Gap dividing Aborigines growing

By Nick Bryant
BBC News, Sydney

Aborigine with Australia flag, march by indigenous war veterans, Sydney April 08
Some indigenous Australians say the National Day is actually 'Invasion Day'

A national report on Aboriginal social and economic trends in Australia has shown their condition has deteriorated.

In particular it showed that the gap between indigenous and non-indigenous citizens has grown wider in areas like child abuse and domestic violence.

It revealed that Aboriginal children are six times as likely to be abused as non-indigenous children.

The Australian Prime Minister Kevin Rudd said it was a devastating report on an unacceptable situation.

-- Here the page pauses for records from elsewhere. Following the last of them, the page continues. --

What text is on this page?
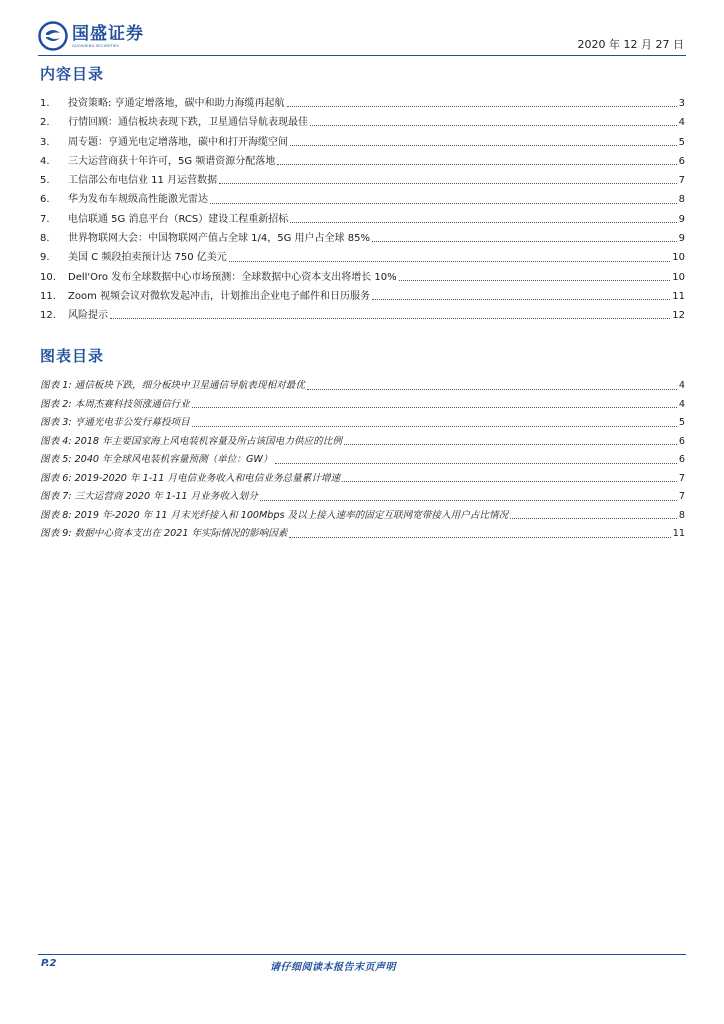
国盛证券
GUOSHENG SECURITIES	2020 年 12 月 27 日
内容目录
1.	投资策略: 亨通定增落地，碳中和助力海缆再起航	3
2.	行情回顾：通信板块表现下跌，卫星通信导航表现最佳	4
3.	周专题：亨通光电定增落地，碳中和打开海缆空间	5
4.	三大运营商获十年许可，5G 频谱资源分配落地	6
5.	工信部公布电信业 11 月运营数据	7
6.	华为发布车规级高性能激光雷达	8
7.	电信联通 5G 消息平台（RCS）建设工程重新招标	9
8.	世界物联网大会：中国物联网产值占全球 1/4，5G 用户占全球 85%	9
9.	美国 C 频段拍卖预计达 750 亿美元	10
10.	Dell'Oro 发布全球数据中心市场预测：全球数据中心资本支出将增长 10%	10
11.	Zoom 视频会议对微软发起冲击，计划推出企业电子邮件和日历服务	11
12.	风险提示	12
图表目录
图表 1: 通信板块下跌，细分板块中卫星通信导航表现相对最优	4
图表 2: 本周杰赛科技领涨通信行业	4
图表 3: 亨通光电非公发行募投项目	5
图表 4: 2018 年主要国家海上风电装机容量及所占该国电力供应的比例	6
图表 5: 2040 年全球风电装机容量预测（单位：GW）	6
图表 6: 2019-2020 年 1-11 月电信业务收入和电信业务总量累计增速	7
图表 7: 三大运营商 2020 年 1-11 月业务收入划分	7
图表 8: 2019 年-2020 年 11 月末光纤接入和 100Mbps 及以上接入速率的固定互联网宽带接入用户占比情况	8
图表 9: 数据中心资本支出在 2021 年实际情况的影响因素	11
P.2	请仔细阅读本报告末页声明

The new government report contains a grim inventory of statistics, which indicate that the longstanding gap in living standards between black and white Australians is, if anything, getting wider.

One finding, that Aboriginal children are six times more likely than non-indigenous children to be abused, represents a significant increase.

The report also revealed that the indigenous homicide rate was seven times higher than the non-indigenous rate; and that Aboriginal people were 13 times more likely to end up in jail.

The report measured 50 key indicators of disadvantage, and found that there has been no improvement in 80% of them.

There have been no gains, for instance, in literacy or numeracy rates.

In an otherwise bleak assessment, one of the few areas of improvement was employment.

Mr Rudd started his term in office with an apology to Aborigines for past injustices and pledged that his government would aim to close the gap.

Speaking in the country's Northern Territory, the home to many Aborigines, Mr Rudd called this a devastating report which was unacceptable and required decisive action.